Igor Rimmer, deputy head of the Judicial Commission of the St. Petersburg Legislative Assembly welcomed the move, saying it is high the issue was tackled.

Many environmentalists agree that the most efficient and humane strategy for controlling the population of stray animals in large cities is sterilization — a system not yet used in St. Petersburg, despite several statements from Governor Valentina Matviyenko endorsing the policy.

The BCA has been carrying out 100 sterilization operations per month for the past three years.

Although City Hall adopted a sterilization plan for stray animals in September 2005, no funding has yet been allocated.

The law calls for stronger punishments for dog owners who unleash their pets in local parks and gardens.

“There are too many irresponsible people walking their dogs without a leash and a muzzle,” Rimmer said at a news conference in Rosbalt News Agency this week.

Svetlana Mirolyubova, an advisor with the St. Petersburg Legislative Assembly, concurred.

“Dogs, regardless of their size or breed, have to be legally acknowledged as a high source of danger,” Mirolyubova told online news resource last week. “This way the owners won’t be able to escape responsibility if their pets attack someone, be it indoors or outdoors.”

Unlike in Western Europe, in Russia there is no history of legislation covering stray or domestic animals. A federal law passed by the State Duma in 1999 was vetoed by ex-president Boris Yeltsin on the grounds that the document “was lacking a subject.” The Moscow City Duma has been debating the issue for the past three years without any tangible results.

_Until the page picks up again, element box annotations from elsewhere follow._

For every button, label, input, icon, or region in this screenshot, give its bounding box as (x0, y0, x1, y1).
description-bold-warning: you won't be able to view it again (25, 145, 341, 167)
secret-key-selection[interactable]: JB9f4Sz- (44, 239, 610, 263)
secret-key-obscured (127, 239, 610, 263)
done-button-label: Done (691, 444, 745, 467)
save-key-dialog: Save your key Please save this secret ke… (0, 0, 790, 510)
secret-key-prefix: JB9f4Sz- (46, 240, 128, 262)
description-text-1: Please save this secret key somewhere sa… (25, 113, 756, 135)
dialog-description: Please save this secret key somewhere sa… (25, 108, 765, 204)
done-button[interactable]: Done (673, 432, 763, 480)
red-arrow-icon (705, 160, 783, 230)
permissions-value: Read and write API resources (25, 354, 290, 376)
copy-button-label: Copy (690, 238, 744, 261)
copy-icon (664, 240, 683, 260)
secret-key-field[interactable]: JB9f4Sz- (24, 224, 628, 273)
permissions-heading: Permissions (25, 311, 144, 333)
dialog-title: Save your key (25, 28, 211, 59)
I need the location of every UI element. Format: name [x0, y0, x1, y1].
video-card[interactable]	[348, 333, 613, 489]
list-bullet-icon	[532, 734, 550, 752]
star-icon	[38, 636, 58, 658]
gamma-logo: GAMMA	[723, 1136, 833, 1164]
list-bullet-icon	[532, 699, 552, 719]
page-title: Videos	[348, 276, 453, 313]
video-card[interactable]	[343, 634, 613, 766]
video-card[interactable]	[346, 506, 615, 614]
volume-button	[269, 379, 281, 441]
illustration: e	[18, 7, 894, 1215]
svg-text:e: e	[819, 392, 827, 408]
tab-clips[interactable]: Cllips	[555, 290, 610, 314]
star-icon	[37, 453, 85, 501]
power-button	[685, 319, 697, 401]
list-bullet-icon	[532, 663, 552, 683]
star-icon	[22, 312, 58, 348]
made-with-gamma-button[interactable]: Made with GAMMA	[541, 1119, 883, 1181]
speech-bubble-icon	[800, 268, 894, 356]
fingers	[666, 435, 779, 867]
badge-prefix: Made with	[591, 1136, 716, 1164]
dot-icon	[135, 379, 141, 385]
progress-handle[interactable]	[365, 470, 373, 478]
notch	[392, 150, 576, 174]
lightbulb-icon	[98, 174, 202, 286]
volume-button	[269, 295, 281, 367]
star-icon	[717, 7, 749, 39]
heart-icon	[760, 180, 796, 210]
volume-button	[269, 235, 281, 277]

Rimmer recommended studying Western experience of special police task forces dealing with crimes committed against animals. According to statistics collected by the Moscow-based Serbsky Institute for Forensic Psychiatry, 85 percent of prisoners serving terms for murders and other severe crimes were reported as having tortured animals.

The law also suggests the allocation of budget funds for the construction of shelters and cemeteries for stray animals.

At present, there are no state-run shelters for lost or stray animals in St. Petersburg. The several small shelters funded by local charities that do exist are unable to deal with the scale of the problem.